The winds calmed as soon as her boots met the grass that spread from the edges of the grove as if the rocky ground were fertile, wet soil. A serene feeling similar to the pull of Hali’s pact magicks washed over her mind, the signifier of life magick at work.
From
one element into another. The source radiated from belowground ahead of her but there was no absorption and conversion of life magick. That was still one frontier of her Pact that she hadn’t crossed. One she feared to cross.
A dense summertime canopy obscured the sun once Tyrissa went a few steps beyond the outermost ring of trees. The gnarled limbs and snaking roots of the grove’s trees ran rampant and unrestrained, as if a segment of ancient forest had been transplanted here and somehow thrived. At the center sprawled a massive, contorted tree taller than all the rest but also widened by a twisting network of limbs like a bramble bush. The serene source of life magick pulsed from its roots and Tyrissa give it a wide berth as she circled around to the far side of the grove, not wanting to disturb the balance of this place.
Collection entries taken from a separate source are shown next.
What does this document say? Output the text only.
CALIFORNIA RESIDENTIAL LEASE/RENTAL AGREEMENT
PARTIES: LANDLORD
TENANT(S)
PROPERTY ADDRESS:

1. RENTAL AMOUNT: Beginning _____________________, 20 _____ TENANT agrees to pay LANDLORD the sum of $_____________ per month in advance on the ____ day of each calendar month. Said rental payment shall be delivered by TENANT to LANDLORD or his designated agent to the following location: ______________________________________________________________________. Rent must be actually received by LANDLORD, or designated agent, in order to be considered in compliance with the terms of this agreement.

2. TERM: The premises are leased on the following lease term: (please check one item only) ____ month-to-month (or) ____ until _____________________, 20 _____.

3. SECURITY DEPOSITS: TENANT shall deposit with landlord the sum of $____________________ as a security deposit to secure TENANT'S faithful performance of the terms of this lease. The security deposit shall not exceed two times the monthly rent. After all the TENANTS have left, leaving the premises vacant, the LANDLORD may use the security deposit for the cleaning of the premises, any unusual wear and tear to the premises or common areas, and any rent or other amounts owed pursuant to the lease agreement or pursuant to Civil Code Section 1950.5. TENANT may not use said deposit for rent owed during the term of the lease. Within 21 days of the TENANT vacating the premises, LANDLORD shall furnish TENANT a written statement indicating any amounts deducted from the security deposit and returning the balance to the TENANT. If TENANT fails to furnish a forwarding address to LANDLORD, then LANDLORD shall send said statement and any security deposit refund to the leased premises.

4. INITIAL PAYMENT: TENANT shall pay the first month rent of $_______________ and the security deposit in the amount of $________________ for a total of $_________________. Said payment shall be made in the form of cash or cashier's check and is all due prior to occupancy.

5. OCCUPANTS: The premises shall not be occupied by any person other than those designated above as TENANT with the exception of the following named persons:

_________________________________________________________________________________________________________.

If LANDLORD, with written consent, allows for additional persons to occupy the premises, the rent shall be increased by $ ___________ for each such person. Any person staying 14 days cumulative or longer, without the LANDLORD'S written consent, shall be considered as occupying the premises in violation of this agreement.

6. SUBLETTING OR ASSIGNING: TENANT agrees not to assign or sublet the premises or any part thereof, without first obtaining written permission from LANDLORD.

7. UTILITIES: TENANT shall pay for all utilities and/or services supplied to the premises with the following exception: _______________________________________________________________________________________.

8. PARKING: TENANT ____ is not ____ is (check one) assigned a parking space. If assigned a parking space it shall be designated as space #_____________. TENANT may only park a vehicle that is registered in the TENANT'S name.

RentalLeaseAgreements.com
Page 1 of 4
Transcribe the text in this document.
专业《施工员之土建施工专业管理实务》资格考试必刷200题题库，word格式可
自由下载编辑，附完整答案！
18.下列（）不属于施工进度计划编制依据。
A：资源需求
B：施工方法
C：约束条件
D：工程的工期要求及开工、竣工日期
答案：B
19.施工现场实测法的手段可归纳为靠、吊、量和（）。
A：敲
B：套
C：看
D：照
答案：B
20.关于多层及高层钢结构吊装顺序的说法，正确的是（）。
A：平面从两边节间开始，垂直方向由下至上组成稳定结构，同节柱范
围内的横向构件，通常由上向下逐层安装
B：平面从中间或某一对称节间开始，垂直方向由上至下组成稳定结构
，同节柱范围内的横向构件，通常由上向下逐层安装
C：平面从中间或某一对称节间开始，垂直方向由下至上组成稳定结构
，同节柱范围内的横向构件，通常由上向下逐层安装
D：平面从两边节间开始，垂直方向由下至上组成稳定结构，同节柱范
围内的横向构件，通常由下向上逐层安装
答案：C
The southern side of the grove ended in a cliff that dropped precipitously into the Hithian Crater itself. There were no enclosing trees here, only the open sky. Hali stood near the edge, staring out across the vast crater. The hood of her simple brown robe was down and her hair danced in the winds that flowed out of the crater. Though she had been asked to come, Tyrissa didn’t want to interrupt and kept a polite distance from Hali. She followed the cliff’s edge to a small rise, a boulder covered in grass and moss, and sat down to take in the elemental vista of the Hithian Crater.
Hithia. Since she was a small girl, struggling through stories where many of the words were beyond her grasp, Hithia held a powerful mystique. It was a land of legend where people lived as angels, floating high above the world on their island city in the sky. The very air itself was their tool, its currents their power, the winds their lifeblood. They crafted a city that shamed all others in its beauty and grace. Those winsome childhood visions were blasted away by what lay before her.
The Hithian Crater was a miles-wide puncture wound in the earth’s surface. Khalanheim could fit inside with room to spare between the city walls and the ring of sheer, marble-veined cliffs that were thousands of feet tall. The Rift broke through the north wall of the crater. The continental gash continued right to the center, a mile-wide crevasse on the crater floor that pulsed with sky blue light. It burrowed into the centerpiece of the crater, a mountain of rubble with countless bits of intact masonry and carved stone protruding from its mass, the city of Hithia itself. Like the ascent to the grove, the ruins below looked as if the Fall had occurred yesterday and as if the land had been like this since the beginning of time.